À ces mots un violent murmure, élevé de toutes parts, interrompit l'orateur. «Quel est cet homme, s'écrièrent tous les groupes, qui nous outrage aussi gratuitement? De quel droit prétend-il nous imposer sa croyance comme un vainqueur et comme un tyran? Dieu ne nous a-t-il pas donné, comme à lui, des yeux, un esprit, une intelligence? et n'avons-nous pas droit d'en user également, pour savoir ce que nous devons rejeter ou croire? S'il a le droit de nous attaquer, n'avons-nous pas celui de nous défendre? S'il lui a plu de croire sans examen, ne sommes-nous pas maîtres de croire avec discernement?
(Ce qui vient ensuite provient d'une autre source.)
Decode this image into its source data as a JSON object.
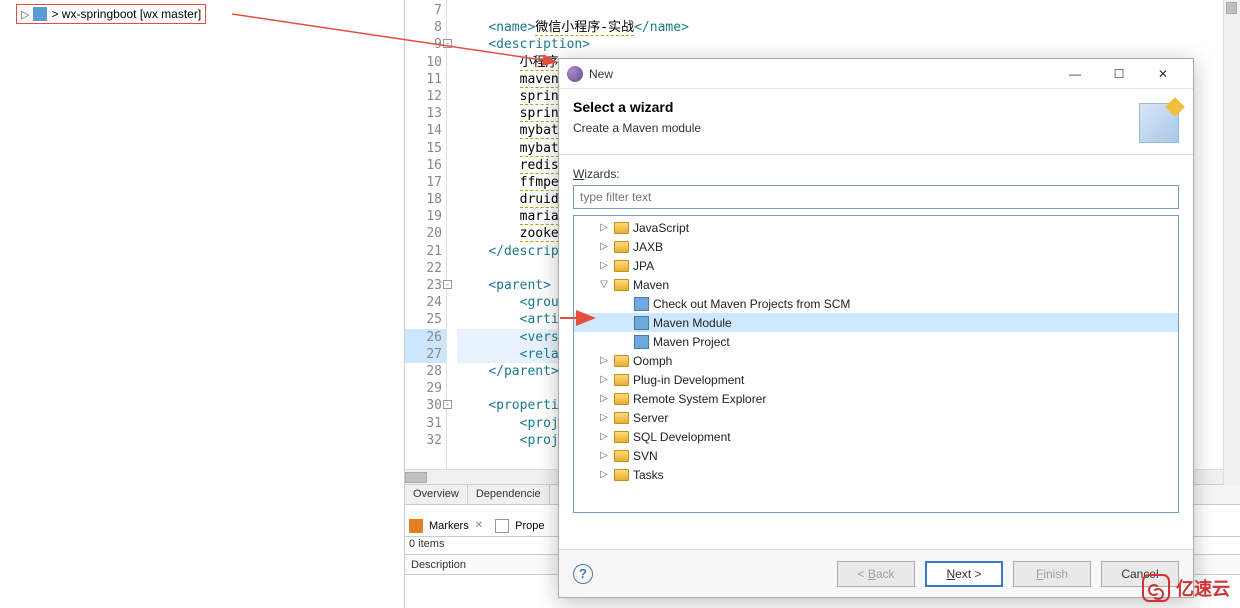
{
  "project": {
    "arrow": "▷",
    "name": "> wx-springboot  [wx master]"
  },
  "editor": {
    "lines": [
      {
        "num": 7,
        "html": ""
      },
      {
        "num": 8,
        "html": "    <span class='tag'>&lt;name&gt;</span><span class='wavy'>微信小程序-实战</span><span class='tag'>&lt;/name&gt;</span>"
      },
      {
        "num": 9,
        "fold": "-",
        "html": "    <span class='tag'>&lt;description&gt;</span>"
      },
      {
        "num": 10,
        "html": "        <span class='wavy'>小程序</span>"
      },
      {
        "num": 11,
        "html": "        <span class='wavy'>maven</span>"
      },
      {
        "num": 12,
        "html": "        <span class='wavy'>sprin</span>"
      },
      {
        "num": 13,
        "html": "        <span class='wavy'>sprin</span>"
      },
      {
        "num": 14,
        "html": "        <span class='wavy'>mybat</span>"
      },
      {
        "num": 15,
        "html": "        <span class='wavy'>mybat</span>"
      },
      {
        "num": 16,
        "html": "        <span class='wavy'>redis</span>"
      },
      {
        "num": 17,
        "html": "        <span class='wavy'>ffmpe</span>"
      },
      {
        "num": 18,
        "html": "        <span class='wavy'>druid</span>"
      },
      {
        "num": 19,
        "html": "        <span class='wavy'>maria</span>"
      },
      {
        "num": 20,
        "html": "        <span class='wavy'>zooke</span>"
      },
      {
        "num": 21,
        "html": "    <span class='tag'>&lt;/descrip</span>"
      },
      {
        "num": 22,
        "html": ""
      },
      {
        "num": 23,
        "fold": "-",
        "html": "    <span class='tag'>&lt;parent&gt;</span>"
      },
      {
        "num": 24,
        "html": "        <span class='tag'>&lt;grou</span>"
      },
      {
        "num": 25,
        "html": "        <span class='tag'>&lt;arti</span>"
      },
      {
        "num": 26,
        "hl": true,
        "html": "        <span class='tag'>&lt;vers</span>"
      },
      {
        "num": 27,
        "hl": true,
        "html": "        <span class='tag'>&lt;rela</span>"
      },
      {
        "num": 28,
        "html": "    <span class='tag'>&lt;/parent&gt;</span>"
      },
      {
        "num": 29,
        "html": ""
      },
      {
        "num": 30,
        "fold": "-",
        "html": "    <span class='tag'>&lt;properti</span>"
      },
      {
        "num": 31,
        "html": "        <span class='tag'>&lt;proj</span>"
      },
      {
        "num": 32,
        "html": "        <span class='tag'>&lt;proj</span>"
      }
    ],
    "tabs": [
      "Overview",
      "Dependencie"
    ]
  },
  "markers": {
    "header_label": "Markers",
    "header_x": "✕",
    "prop_label": "Prope",
    "items": "0 items",
    "col": "Description"
  },
  "dialog": {
    "title": "New",
    "heading": "Select a wizard",
    "subheading": "Create a Maven module",
    "wizards_label": "Wizards:",
    "filter_placeholder": "type filter text",
    "tree": [
      {
        "lvl": 1,
        "caret": "▷",
        "icon": "folder",
        "label": "JavaScript"
      },
      {
        "lvl": 1,
        "caret": "▷",
        "icon": "folder",
        "label": "JAXB"
      },
      {
        "lvl": 1,
        "caret": "▷",
        "icon": "folder",
        "label": "JPA"
      },
      {
        "lvl": 1,
        "caret": "▽",
        "icon": "folder",
        "label": "Maven"
      },
      {
        "lvl": 2,
        "caret": "",
        "icon": "witem",
        "label": "Check out Maven Projects from SCM"
      },
      {
        "lvl": 2,
        "caret": "",
        "icon": "witem",
        "label": "Maven Module",
        "sel": true
      },
      {
        "lvl": 2,
        "caret": "",
        "icon": "witem",
        "label": "Maven Project"
      },
      {
        "lvl": 1,
        "caret": "▷",
        "icon": "folder",
        "label": "Oomph"
      },
      {
        "lvl": 1,
        "caret": "▷",
        "icon": "folder",
        "label": "Plug-in Development"
      },
      {
        "lvl": 1,
        "caret": "▷",
        "icon": "folder",
        "label": "Remote System Explorer"
      },
      {
        "lvl": 1,
        "caret": "▷",
        "icon": "folder",
        "label": "Server"
      },
      {
        "lvl": 1,
        "caret": "▷",
        "icon": "folder",
        "label": "SQL Development"
      },
      {
        "lvl": 1,
        "caret": "▷",
        "icon": "folder",
        "label": "SVN"
      },
      {
        "lvl": 1,
        "caret": "▷",
        "icon": "folder",
        "label": "Tasks"
      }
    ],
    "buttons": {
      "back": "< Back",
      "next": "Next >",
      "finish": "Finish",
      "cancel": "Cancel"
    },
    "help": "?"
  },
  "win": {
    "min": "—",
    "max": "☐",
    "close": "✕"
  },
  "watermark": "亿速云"
}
«Et quelle est cette doctrine lumineuse qui craint la lumière? Quel est cet apôtre d'un Dieu clément, qui ne prêche que meurtre et carnage? Quel est ce Dieu de justice, qui punit un aveuglement que lui-même cause? Si la violence et la persécution sont les arguments de la vérité, la douceur et la charité seront-elles les indices du mensonge?»

Alors un homme s'avançant d'un groupe voisin vers l'imam, lui dit: «Admettons que Mahomet soit l'apôtre de la meilleure doctrine, le prophète de la vraie religion; veuillez du moins nous dire qui nous devons suivre pour la pratiquer: sera-ce son gendre Ali, ou ses vicaires Omar et Aboubekre[27]?
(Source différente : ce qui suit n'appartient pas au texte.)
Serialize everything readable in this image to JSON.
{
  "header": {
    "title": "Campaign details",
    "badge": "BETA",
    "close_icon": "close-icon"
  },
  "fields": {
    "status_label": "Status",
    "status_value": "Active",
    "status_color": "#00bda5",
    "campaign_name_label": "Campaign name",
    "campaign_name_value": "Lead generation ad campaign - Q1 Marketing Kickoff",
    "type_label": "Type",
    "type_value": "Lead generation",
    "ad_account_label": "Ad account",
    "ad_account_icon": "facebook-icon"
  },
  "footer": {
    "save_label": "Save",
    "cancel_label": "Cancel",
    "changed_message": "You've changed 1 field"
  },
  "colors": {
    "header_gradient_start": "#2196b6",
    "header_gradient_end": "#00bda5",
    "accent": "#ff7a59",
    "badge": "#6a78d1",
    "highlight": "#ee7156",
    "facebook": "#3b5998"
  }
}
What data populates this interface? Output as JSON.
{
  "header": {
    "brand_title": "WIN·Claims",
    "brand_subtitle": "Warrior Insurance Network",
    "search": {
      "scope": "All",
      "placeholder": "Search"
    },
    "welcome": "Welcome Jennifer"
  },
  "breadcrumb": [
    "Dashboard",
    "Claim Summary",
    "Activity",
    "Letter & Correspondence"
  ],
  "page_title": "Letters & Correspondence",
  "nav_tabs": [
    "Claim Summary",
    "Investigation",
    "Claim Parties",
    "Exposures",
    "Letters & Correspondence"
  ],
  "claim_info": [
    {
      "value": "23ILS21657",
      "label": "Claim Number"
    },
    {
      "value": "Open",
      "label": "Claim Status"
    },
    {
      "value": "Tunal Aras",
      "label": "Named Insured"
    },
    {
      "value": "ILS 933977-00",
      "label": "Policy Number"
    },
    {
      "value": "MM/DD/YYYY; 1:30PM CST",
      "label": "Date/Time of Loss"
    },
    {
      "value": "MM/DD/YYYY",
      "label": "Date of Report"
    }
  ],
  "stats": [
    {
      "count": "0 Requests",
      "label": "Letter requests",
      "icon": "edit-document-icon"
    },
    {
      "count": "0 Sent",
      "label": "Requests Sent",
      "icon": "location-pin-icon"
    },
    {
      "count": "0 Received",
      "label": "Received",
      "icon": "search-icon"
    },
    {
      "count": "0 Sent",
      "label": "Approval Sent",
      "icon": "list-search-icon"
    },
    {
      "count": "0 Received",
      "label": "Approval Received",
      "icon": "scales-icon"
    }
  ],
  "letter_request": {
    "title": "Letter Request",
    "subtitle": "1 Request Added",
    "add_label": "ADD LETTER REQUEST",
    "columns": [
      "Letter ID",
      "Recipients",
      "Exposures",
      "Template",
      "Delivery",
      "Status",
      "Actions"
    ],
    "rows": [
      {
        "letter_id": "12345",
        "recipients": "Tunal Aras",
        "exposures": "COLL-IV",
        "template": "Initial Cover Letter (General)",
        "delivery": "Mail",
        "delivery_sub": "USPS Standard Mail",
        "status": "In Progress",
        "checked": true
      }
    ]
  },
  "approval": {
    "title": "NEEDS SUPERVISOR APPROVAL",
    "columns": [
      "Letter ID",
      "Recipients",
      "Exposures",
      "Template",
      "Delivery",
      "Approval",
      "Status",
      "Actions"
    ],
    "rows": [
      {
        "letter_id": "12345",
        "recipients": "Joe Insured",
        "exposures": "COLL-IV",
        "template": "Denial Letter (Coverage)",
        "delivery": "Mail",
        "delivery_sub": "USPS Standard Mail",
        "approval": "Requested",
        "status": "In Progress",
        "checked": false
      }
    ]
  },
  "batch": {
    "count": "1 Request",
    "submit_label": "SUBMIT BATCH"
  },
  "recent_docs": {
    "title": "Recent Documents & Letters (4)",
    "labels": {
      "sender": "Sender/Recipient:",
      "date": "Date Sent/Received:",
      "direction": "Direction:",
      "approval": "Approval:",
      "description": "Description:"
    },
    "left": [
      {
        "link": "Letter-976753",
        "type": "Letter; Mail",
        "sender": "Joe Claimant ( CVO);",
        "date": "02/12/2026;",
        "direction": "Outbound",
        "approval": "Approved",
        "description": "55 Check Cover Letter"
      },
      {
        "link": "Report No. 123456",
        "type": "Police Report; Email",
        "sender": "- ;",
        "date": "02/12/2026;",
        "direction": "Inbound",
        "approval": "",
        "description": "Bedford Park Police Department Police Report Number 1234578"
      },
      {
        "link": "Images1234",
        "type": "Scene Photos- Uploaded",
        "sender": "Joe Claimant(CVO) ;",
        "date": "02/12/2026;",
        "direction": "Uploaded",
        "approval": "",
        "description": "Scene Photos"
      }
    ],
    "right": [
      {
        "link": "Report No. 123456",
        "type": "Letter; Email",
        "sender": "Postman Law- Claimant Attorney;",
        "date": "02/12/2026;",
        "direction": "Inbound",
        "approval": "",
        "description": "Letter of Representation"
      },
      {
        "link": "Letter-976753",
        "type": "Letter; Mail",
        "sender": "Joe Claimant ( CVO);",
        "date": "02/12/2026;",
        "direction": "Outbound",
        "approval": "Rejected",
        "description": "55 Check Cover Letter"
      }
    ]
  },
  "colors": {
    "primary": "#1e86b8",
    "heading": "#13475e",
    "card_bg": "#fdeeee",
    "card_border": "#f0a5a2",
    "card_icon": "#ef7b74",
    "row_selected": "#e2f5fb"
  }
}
À peine eut-il prononcé ces noms, qu'au sein même des musulmans éclata un schisme terrible: les partisans d'Omar et d'Ali, se traitant mutuellement d'hérétiques, d'impies, de sacriléges, s'accablèrent de malédictions. La querelle même devint si violente qu'il fallut que les groupes voisins s'interposassent pour les empêcher d'en venir aux mains.
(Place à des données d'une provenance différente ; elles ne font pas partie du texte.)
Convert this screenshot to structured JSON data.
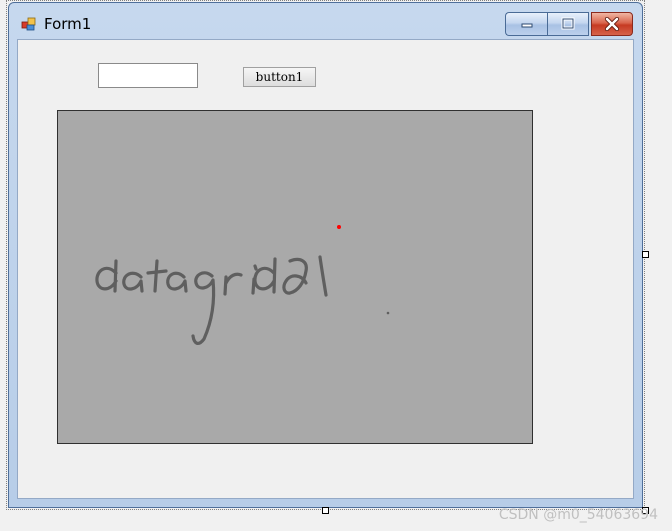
{
  "window": {
    "title": "Form1",
    "icon": "winforms-app-icon"
  },
  "caption_buttons": {
    "minimize_icon": "minimize-icon",
    "maximize_icon": "maximize-icon",
    "close_icon": "close-icon"
  },
  "form": {
    "textbox1": {
      "value": "",
      "placeholder": ""
    },
    "button1": {
      "label": "button1"
    },
    "picturebox1": {
      "background_color": "#a9a9a9",
      "handwriting_description_icon": "handwriting-datagrid-image",
      "marker_color": "#ff0000"
    }
  },
  "watermark": {
    "text": "CSDN @m0_54063694"
  }
}
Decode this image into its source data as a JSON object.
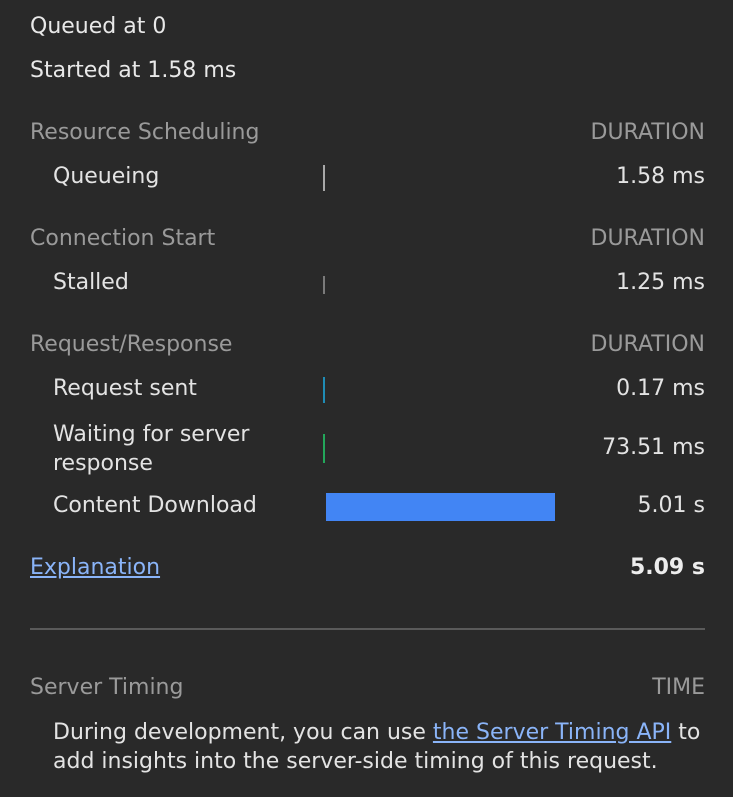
{
  "meta": {
    "queued": "Queued at 0",
    "started": "Started at 1.58 ms"
  },
  "sections": {
    "resource": {
      "title": "Resource Scheduling",
      "head": "DURATION",
      "rows": [
        {
          "label": "Queueing",
          "value": "1.58 ms",
          "bar_color": "#a8a8a8"
        }
      ]
    },
    "connection": {
      "title": "Connection Start",
      "head": "DURATION",
      "rows": [
        {
          "label": "Stalled",
          "value": "1.25 ms",
          "bar_color": "#8a8a8a"
        }
      ]
    },
    "request": {
      "title": "Request/Response",
      "head": "DURATION",
      "rows": [
        {
          "label": "Request sent",
          "value": "0.17 ms",
          "bar_color": "#1f8cb5"
        },
        {
          "label": "Waiting for server response",
          "value": "73.51 ms",
          "bar_color": "#23a65a"
        },
        {
          "label": "Content Download",
          "value": "5.01 s",
          "bar_color": "#4285f4"
        }
      ]
    }
  },
  "explanation_link": "Explanation",
  "total": "5.09 s",
  "server_timing": {
    "title": "Server Timing",
    "head": "TIME",
    "text_before": "During development, you can use ",
    "link": "the Server Timing API",
    "text_after": " to add insights into the server-side timing of this request."
  }
}
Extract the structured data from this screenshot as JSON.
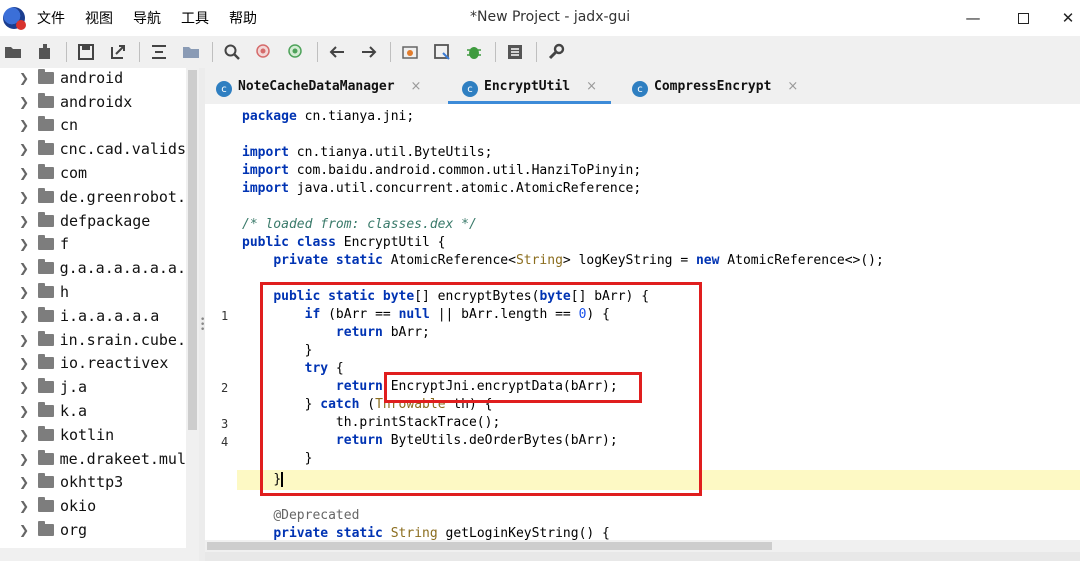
{
  "window": {
    "title": "*New Project - jadx-gui",
    "minimize": "—",
    "close": "✕"
  },
  "menu": [
    "文件",
    "视图",
    "导航",
    "工具",
    "帮助"
  ],
  "tree": {
    "items": [
      "android",
      "androidx",
      "cn",
      "cnc.cad.valids",
      "com",
      "de.greenrobot.",
      "defpackage",
      "f",
      "g.a.a.a.a.a.a.",
      "h",
      "i.a.a.a.a.a",
      "in.srain.cube.",
      "io.reactivex",
      "j.a",
      "k.a",
      "kotlin",
      "me.drakeet.mul",
      "okhttp3",
      "okio",
      "org"
    ]
  },
  "tabs": [
    {
      "label": "NoteCacheDataManager",
      "icon": "c"
    },
    {
      "label": "EncryptUtil",
      "icon": "c"
    },
    {
      "label": "CompressEncrypt",
      "icon": "c"
    }
  ],
  "tab_close": "×",
  "gutter": [
    "1",
    "2",
    "3",
    "4"
  ],
  "code": {
    "l1_kw": "package",
    "l1_rest": " cn.tianya.jni;",
    "l2_kw": "import",
    "l2_rest": " cn.tianya.util.ByteUtils;",
    "l3_kw": "import",
    "l3_rest": " com.baidu.android.common.util.HanziToPinyin;",
    "l4_kw": "import",
    "l4_rest": " java.util.concurrent.atomic.AtomicReference;",
    "l5_comment": "/* loaded from: classes.dex */",
    "l6_kw": "public class",
    "l6_rest": " EncryptUtil {",
    "l7_kw": "private static",
    "l7_a": " AtomicReference<",
    "l7_type": "String",
    "l7_b": "> logKeyString = ",
    "l7_kw2": "new",
    "l7_c": " AtomicReference<>();",
    "l8_kw": "public static byte",
    "l8_a": "[] encryptBytes(",
    "l8_kw2": "byte",
    "l8_b": "[] bArr) {",
    "l9_kw": "if",
    "l9_a": " (bArr == ",
    "l9_kw2": "null",
    "l9_b": " || bArr.length == ",
    "l9_num": "0",
    "l9_c": ") {",
    "l10_kw": "return",
    "l10_rest": " bArr;",
    "l11": "}",
    "l12_kw": "try",
    "l12_rest": " {",
    "l13_kw": "return",
    "l13_rest": " EncryptJni.encryptData(bArr);",
    "l14_a": "} ",
    "l14_kw": "catch",
    "l14_b": " (",
    "l14_type": "Throwable",
    "l14_c": " th) {",
    "l15": "th.printStackTrace();",
    "l16_kw": "return",
    "l16_rest": " ByteUtils.deOrderBytes(bArr);",
    "l17": "}",
    "l18": "}",
    "l19_ann": "@Deprecated",
    "l20_kw": "private static",
    "l20_a": " ",
    "l20_type": "String",
    "l20_b": " getLoginKeyString() {"
  }
}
Enfin, le calme s'étant un peu rétabli, le législateur dit au imams: «Voyez quelles conséquences résultent de vos principes! Si les hommes les mettaient en pratique, vous-mêmes, d'opposition en opposition, vous vous détruiriez jusques au dernier; et la première loi de Dieu n'est-elle pas que l'homme vive?» Puis s'adressant aux autres groupes: «Sans doute cet esprit d'intolérance et d'exclusion choque toute idée de justice, renverse toute base de morale et de société; cependant, avant de rejeter entièrement ce code de doctrine, ne conviendrait-il pas d'entendre quelques-uns de ses dogmes, afin de ne pas prononcer sur les formes, sans avoir pris connaissance du fond?»

Et les groupes y ayant consenti, l'iman commença d'exposer comment Dieu, après avoir envoyé vingt-quatre mille-prophètes aux nations qui s'égaraient dans l'idolâtrie, en avait enfin envoyé un dernier, le sceau et la perfection de tous, Mahomet, sur qui soit le salut de paix; comment, afin que les infidèles n'altérassent plus la parole divine, la suprême clémence avait elle-même tracé les feuillets du Qôran: et détaillant les dogmes de l'islamisme, l'imam expliqua comment, à titre de parole de Dieu, le Qôran était incréé, éternel, ainsi que la source dont il émanait; comment il avait été envoyé feuillet par feuillet en vingt-quatre mille apparitions nocturnes de l'ange Gabriel; comment l'ange s'annonçait par un petit cliquetis, qui saisissait le Prophète d'une sueur froide; comment, dans la vision d'une nuit, il avait parcouru quatre-vingt-dix cieux, monté sur l'animal Boraq, moitié cheval, moitié femme; comment, doué du don des miracles, il marchait au soleil sans ombre, faisait reverdir d'un seul mot les arbres, remplissait d'eau les puits, les citernes, et avait fendu en deux le disque de la lune; comment, chargé des ordres du ciel, Mahomet avait propagé, le sabre à la main, la religion la plus digne de Dieu par sa sublimité, et la plus propre aux hommes par la simplicité de ses pratiques, puisqu'elle ne consistait qu'en huit ou dix points: professer l'unité de Dieu; reconnaître Mahomet pour son seul prophète; prier cinq fois par jour; jeuner un mois par an; aller à la Mekke une fois dans sa vie; donner la dîme de ses biens; ne point boire de vin, ne point manger de porc, et faire la guerre aux infidèles; qu'à ce moyen, tout musulman devenant lui-même apôtre et martyr, jouissait, dès ce monde, d'une foule de biens; et qu'à sa mort, son ame, pesée dans la balance des œuvres, et absoute par les deux anges noirs, traversait par-dessus l'enfer, le pont étroit comme un cheveu et tranchant comme un sabre; et qu'enfin elle était reçue dans un lieu de délices, arrosé de fleuves de lait et de miel, embaumé de tous les parfums indiens et arabes, où des vierges toujours chastes, les célestes houris, comblaient de faveurs toujours renaissantes les élus toujours rajeunis.